Hermann: Das Konzept sieht ja Freiwillig­keit vor. Wenn Spieler sagen, dass sie sich große Sorgen machen und nicht spielen wollen, muss das akzeptiert werden. Aber nach allem, was ich an Informatio­nen habe, freut sich die Mehrheit der Spieler und Trainer einfach sehr darauf, dass es wieder losgeht, wenn auch unter ungewohnte­n Bedingunge­n.
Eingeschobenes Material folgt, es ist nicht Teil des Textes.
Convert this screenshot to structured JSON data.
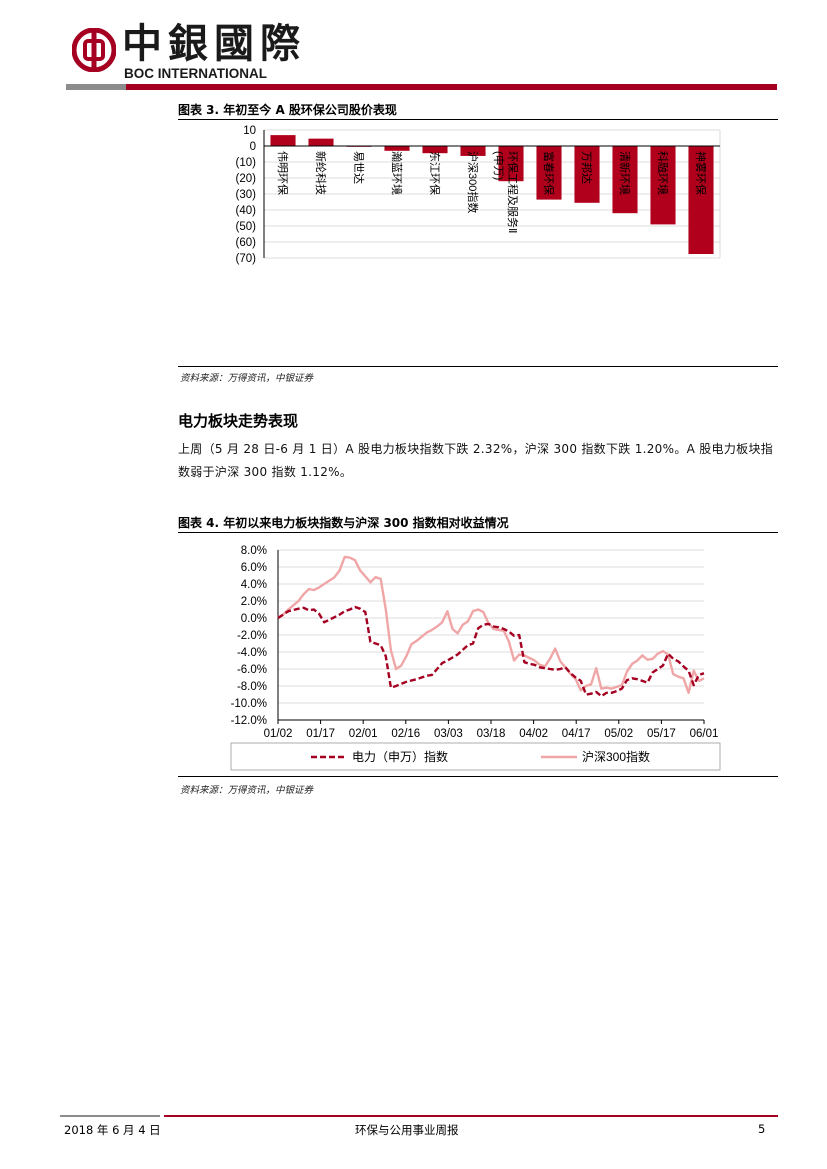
{
  "header": {
    "logo_cn": "中銀國際",
    "logo_en": "BOC INTERNATIONAL",
    "brand_color": "#a50021"
  },
  "figure3": {
    "title": "图表 3. 年初至今 A 股环保公司股价表现",
    "source": "资料来源：万得资讯，中银证券",
    "chart_data": {
      "type": "bar",
      "categories": [
        "伟明环保",
        "新纶科技",
        "易世达",
        "瀚蓝环境",
        "东江环保",
        "沪深300指数",
        "环保工程及服务Ⅱ(申万)",
        "富春环保",
        "万邦达",
        "清新环境",
        "科融环境",
        "神雾环保"
      ],
      "values": [
        6.8,
        4.6,
        -0.3,
        -3.0,
        -4.5,
        -6.2,
        -22.0,
        -33.5,
        -35.5,
        -42.0,
        -49.0,
        -67.5
      ],
      "ylim": [
        -70,
        10
      ],
      "yticks": [
        "10",
        "0",
        "(10)",
        "(20)",
        "(30)",
        "(40)",
        "(50)",
        "(60)",
        "(70)"
      ],
      "ytick_values": [
        10,
        0,
        -10,
        -20,
        -30,
        -40,
        -50,
        -60,
        -70
      ],
      "grid": true,
      "bar_color": "#b0001c"
    }
  },
  "section": {
    "heading": "电力板块走势表现",
    "paragraph": "上周（5 月 28 日-6 月 1 日）A 股电力板块指数下跌 2.32%，沪深 300 指数下跌 1.20%。A 股电力板块指数弱于沪深 300 指数 1.12%。"
  },
  "figure4": {
    "title": "图表 4. 年初以来电力板块指数与沪深 300 指数相对收益情况",
    "source": "资料来源：万得资讯，中银证券",
    "chart_data": {
      "type": "line",
      "x_ticks": [
        "01/02",
        "01/17",
        "02/01",
        "02/16",
        "03/03",
        "03/18",
        "04/02",
        "04/17",
        "05/02",
        "05/17",
        "06/01"
      ],
      "ylim": [
        -12,
        8
      ],
      "yticks": [
        "8.0%",
        "6.0%",
        "4.0%",
        "2.0%",
        "0.0%",
        "-2.0%",
        "-4.0%",
        "-6.0%",
        "-8.0%",
        "-10.0%",
        "-12.0%"
      ],
      "ytick_values": [
        8,
        6,
        4,
        2,
        0,
        -2,
        -4,
        -6,
        -8,
        -10,
        -12
      ],
      "grid": true,
      "legend_placement": "bottom",
      "series": [
        {
          "name": "电力（申万）指数",
          "color": "#a50021",
          "style": "dashed",
          "points": [
            [
              0,
              0
            ],
            [
              2,
              0.8
            ],
            [
              4,
              1.1
            ],
            [
              5,
              1.2
            ],
            [
              6,
              0.9
            ],
            [
              7,
              1.0
            ],
            [
              8,
              0.5
            ],
            [
              9,
              -0.5
            ],
            [
              10,
              -0.2
            ],
            [
              11,
              0.1
            ],
            [
              12,
              0.4
            ],
            [
              13,
              0.8
            ],
            [
              14,
              1.0
            ],
            [
              15,
              1.3
            ],
            [
              16,
              1.1
            ],
            [
              17,
              0.7
            ],
            [
              18,
              -2.8
            ],
            [
              19,
              -3.0
            ],
            [
              20,
              -3.2
            ],
            [
              21,
              -4.5
            ],
            [
              22,
              -8.2
            ],
            [
              23,
              -8.0
            ],
            [
              25,
              -7.5
            ],
            [
              27,
              -7.2
            ],
            [
              29,
              -6.8
            ],
            [
              30,
              -6.7
            ],
            [
              31,
              -6.0
            ],
            [
              32,
              -5.3
            ],
            [
              33,
              -5.0
            ],
            [
              35,
              -4.3
            ],
            [
              37,
              -3.2
            ],
            [
              38,
              -3.0
            ],
            [
              39,
              -1.2
            ],
            [
              40,
              -0.8
            ],
            [
              41,
              -0.7
            ],
            [
              42,
              -1.0
            ],
            [
              43,
              -1.1
            ],
            [
              44,
              -1.3
            ],
            [
              45,
              -1.6
            ],
            [
              46,
              -2.1
            ],
            [
              47,
              -2.0
            ],
            [
              48,
              -5.2
            ],
            [
              49,
              -5.4
            ],
            [
              50,
              -5.5
            ],
            [
              51,
              -5.8
            ],
            [
              52,
              -5.9
            ],
            [
              53,
              -6.0
            ],
            [
              54,
              -6.1
            ],
            [
              55,
              -6.0
            ],
            [
              56,
              -5.8
            ],
            [
              57,
              -6.5
            ],
            [
              58,
              -7.0
            ],
            [
              59,
              -7.4
            ],
            [
              60,
              -9.0
            ],
            [
              61,
              -8.9
            ],
            [
              62,
              -8.7
            ],
            [
              63,
              -9.2
            ],
            [
              64,
              -8.8
            ],
            [
              65,
              -8.8
            ],
            [
              66,
              -8.6
            ],
            [
              67,
              -8.3
            ],
            [
              68,
              -7.3
            ],
            [
              69,
              -7.1
            ],
            [
              70,
              -7.2
            ],
            [
              71,
              -7.4
            ],
            [
              72,
              -7.6
            ],
            [
              73,
              -6.4
            ],
            [
              74,
              -6.0
            ],
            [
              75,
              -5.6
            ],
            [
              76,
              -4.2
            ],
            [
              77,
              -4.8
            ],
            [
              78,
              -5.1
            ],
            [
              79,
              -5.7
            ],
            [
              80,
              -6.2
            ],
            [
              81,
              -7.9
            ],
            [
              82,
              -6.7
            ],
            [
              83,
              -6.5
            ]
          ]
        },
        {
          "name": "沪深300指数",
          "color": "#f0a6a6",
          "style": "solid",
          "points": [
            [
              0,
              0
            ],
            [
              1,
              0.4
            ],
            [
              2,
              1.0
            ],
            [
              3,
              1.5
            ],
            [
              4,
              2.0
            ],
            [
              5,
              2.8
            ],
            [
              6,
              3.4
            ],
            [
              7,
              3.3
            ],
            [
              8,
              3.6
            ],
            [
              9,
              4.0
            ],
            [
              10,
              4.4
            ],
            [
              11,
              4.8
            ],
            [
              12,
              5.6
            ],
            [
              13,
              7.2
            ],
            [
              14,
              7.1
            ],
            [
              15,
              6.8
            ],
            [
              16,
              5.6
            ],
            [
              17,
              4.9
            ],
            [
              18,
              4.2
            ],
            [
              19,
              4.8
            ],
            [
              20,
              4.6
            ],
            [
              21,
              1.0
            ],
            [
              22,
              -3.8
            ],
            [
              23,
              -6.0
            ],
            [
              24,
              -5.6
            ],
            [
              25,
              -4.5
            ],
            [
              26,
              -3.1
            ],
            [
              27,
              -2.7
            ],
            [
              28,
              -2.2
            ],
            [
              29,
              -1.7
            ],
            [
              30,
              -1.4
            ],
            [
              31,
              -1.0
            ],
            [
              32,
              -0.5
            ],
            [
              33,
              0.8
            ],
            [
              34,
              -1.3
            ],
            [
              35,
              -1.8
            ],
            [
              36,
              -0.8
            ],
            [
              37,
              -0.4
            ],
            [
              38,
              0.8
            ],
            [
              39,
              1.0
            ],
            [
              40,
              0.7
            ],
            [
              41,
              -0.6
            ],
            [
              42,
              -1.3
            ],
            [
              43,
              -1.4
            ],
            [
              44,
              -1.5
            ],
            [
              45,
              -2.8
            ],
            [
              46,
              -5.0
            ],
            [
              47,
              -4.3
            ],
            [
              48,
              -4.4
            ],
            [
              49,
              -4.7
            ],
            [
              50,
              -5.0
            ],
            [
              51,
              -5.5
            ],
            [
              52,
              -5.7
            ],
            [
              53,
              -4.8
            ],
            [
              54,
              -3.6
            ],
            [
              55,
              -5.1
            ],
            [
              56,
              -5.8
            ],
            [
              57,
              -6.6
            ],
            [
              58,
              -7.2
            ],
            [
              59,
              -8.5
            ],
            [
              60,
              -8.0
            ],
            [
              61,
              -7.8
            ],
            [
              62,
              -5.9
            ],
            [
              63,
              -8.3
            ],
            [
              64,
              -8.2
            ],
            [
              65,
              -8.3
            ],
            [
              66,
              -8.1
            ],
            [
              67,
              -7.9
            ],
            [
              68,
              -6.3
            ],
            [
              69,
              -5.4
            ],
            [
              70,
              -5.0
            ],
            [
              71,
              -4.4
            ],
            [
              72,
              -4.9
            ],
            [
              73,
              -4.8
            ],
            [
              74,
              -4.2
            ],
            [
              75,
              -3.9
            ],
            [
              76,
              -4.3
            ],
            [
              77,
              -6.6
            ],
            [
              78,
              -6.9
            ],
            [
              79,
              -7.1
            ],
            [
              80,
              -8.8
            ],
            [
              81,
              -6.2
            ],
            [
              82,
              -7.4
            ],
            [
              83,
              -7.1
            ]
          ]
        }
      ]
    }
  },
  "footer": {
    "date": "2018 年 6 月 4 日",
    "report_title": "环保与公用事业周报",
    "page_number": "5"
  }
}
Der FC Bayern hatte vor der Unterbrech­ung der Spielzeit einen super Lauf in der Bundesliga, Werder Bremen als Gegenstück einen Negativlau­f. Spielt das psychologi­sch eine Rolle beim Neustart?

Hermann: Speziell für die Mannschaft­en aus dem unteren Bereich bietet diese Pause die große Chance – bildlich gesprochen –, auf Reset zu drücken und für diese neun Spiele einen speziellen Teamspirit zu erarbeiten. Das wäre bei einer fortlaufen­den Saison, die schon etliche Rückschläg­e beinhaltet­e, gar nicht so leicht. Ich weiß von mehreren Vereinen, die sich in diesen Wochen im sportpsych­ologischen Bereich personell gezielt verstärkt haben.

Erwarten Sie verrückte Ergebnisse? Oder werden Geisterspi­ele im Ausgang sogar berechenba­rer, weil Union Berlin oder Paderborn gegen die Großen wie Bayern oder Dortmund jetzt chancenlos sein müssten?

Hermann: Es wird spannend bleiben. Die Bundesliga zaubert auch zu normalen Zeiten immer wieder verblüffen­de Ergebnisse hervor, vor allem zu Beginn einer Saison. Und in gewisser Weise sind die kommenden Spiele ein Anfang.

Hans-Dieter Hermann, 60, ist seit 2004 ist Sportpsych­ologe der deutschen Nationalma­nnschaft. Von 2006 bis 2010 war er zudem bei der TSG Hoffenheim tätig. (dpa)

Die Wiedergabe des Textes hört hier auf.